* * *
Разговор о «мифологии» применительно к науке на первый взгляд покажется противоречием в терминах. Наука, в конце концов, это как раз изобретательность ума, которая лишает жизнь мифов и заменяет фантазии и легенды отношениями, основанными на реальности или, говоря словами Уильяма Джеймса, на «не терпящих упрощений упрямых фактах». Разве не научные знания останутся в осадке, если отфильтровать все мифы? Кто-то может возразить, что именно это отличает научную революцию на современном Западе от всех предыдущих культурных преобразований. В прошлом, когда одна культурная эпоха сменяла другую, происходила не мифологическая трансформация, а скорее ремифологизация мышления. Так, фигура Христа заняла место, нагретое спасителями разнообразных языческих культов, а христианские святые унаследовали свой статус от богов греко-романского, тевтонского или кельтского пантеонов.
Но наука, как нас призывают верить, не несет с собой новых мифов; напротив, она демифологизирует реальность. Это якобы и делает научную революцию принципиально иным и даже окончательным культурным эпизодом, ибо с появлением научного мировоззрения фантазии заменила непреложная истина.
Нет сомнений, радикальная новизна науки контрастировала с прежними мифологическими представлениями о мире. У ненаучных культурных систем имеется общая черта – склонность принимать свою мифологию за литературное изложение истории и природы или хотя бы подавать содержание мифов в форме, которую аналитический ум ошибочно принимает за пропозициональное утверждение. В этом случае воображаемые сюжеты, богатые моральным драматизмом или психологической перцепцией, легко превращаются в сказочные домыслы о чужеземных краях и далеких временах. В наше время слово «мифология» чаще всего используется как общее название недоказуемых, если не откровенно лживых, сказок о давнем и далеком. Сюжет с Эдемским садом – тоже миф, говорим мы, потому что сколько бы верующие христиане или евреи ни пытались отыскать географическое и историческое место этого эпизода, скептики всякий раз могли убедительно оспорить эти скудные доказательства.

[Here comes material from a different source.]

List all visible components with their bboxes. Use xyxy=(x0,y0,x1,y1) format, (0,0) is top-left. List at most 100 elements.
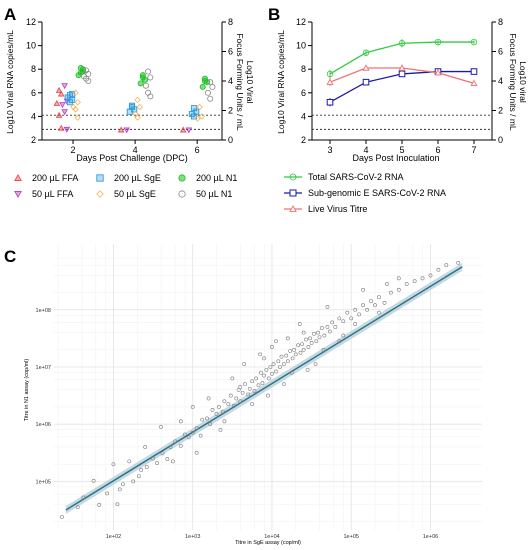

Мифология, которая представляет собой фантазийное преувеличение обычного восприятия или его смещение в другие времена и страны – назовем ее поэтому темпорально-физической мифологией, – всегда была уязвима для критических вопросов. Фоме неверующему даже не потребовался бы научный скептицизм. Набожный христианин тоже способен испытывать безоговорочный скептицизм в отношении мифологии других верований и культур, подобно Карлу Великому, разбивавшему саксонских идолов, бросая вызов их могуществу, в полной уверенности, что языческих богов не существует. Но христианский скептицизм обязательно фанатичен, он избавляет верующего от критического анализа собственных догм. Даже либеральные разрушители христианских мифов вроде лютеранского теолога Рудольфа Бультмана [211]вынужденно замолкали перед такими фундаментальными догматами, как воскрешение Христа.
В отличие от избирательного религиозного скептицизма, огульный научный скептицизм демонстрирует несомненное преимущество: наука неверна всем богам во имя… никого. Таким образом, нет места болезненной дилемме, в которой, как в ловушке, оказались мировые религии за последние два века. Культура, которая вкладывает свои убеждения в темпорально-физическую мифологию, обречена еще до натиска научного скептика. Любой деревенский атеист, твердящий «А вы мне покажите», может держать религию заложницей, не боясь, что она соберет запрошенную сумму. Трудно сказать, что сейчас больше напоминает ситуация – фарс или трагедию. Всего лишь несколько поколений назад Клэренс Дэрроу, всего-навсего ловкий адвокат, знающий о Дарвине по воскресному приложению к «Сандей», смог превратить в посмешище иудейско-христианскую мифологию, которая сотни поколений вдохновляла лучшие философские и творческие умы нашей культуры. Под безжалостным натиском скепсиса тем, кто держится темпорально-физической мифологии, не остается иного выбора, кроме как стратегически отступить, отдав еще больше территории светскому, упрощенческому стилю мышления. Направлением отступления выбрали интерпретацию мифа, в первую очередь этическую, эстетическую или, каким-то неуточненным образом, символическую. В христианской традиции это неизбежно приведет к ослаблению и путанице, ведь христианство славится уникально высокой преданностью буквальному пониманию догм своего учения. В самом деле, масштабную секуляризацию западного общества одновременно с научным прогрессом можно рассматривать как результат привычки христианства отстаивать сомнительную догматическую буквальность. Такой религиозной традиции достаточно уколоть палец, чтобы истечь кровью. Но даже если верующий под давлением соглашается с «символической» интерпретацией, светский темперамент на этом не останавливается, навязывая упрощенческие психологические или социологические корреляции с мифом. Единственный способ защиты – стойко держаться буквальных истин – приводит, как более века назад писал Кьеркегор, к распятию интеллекта.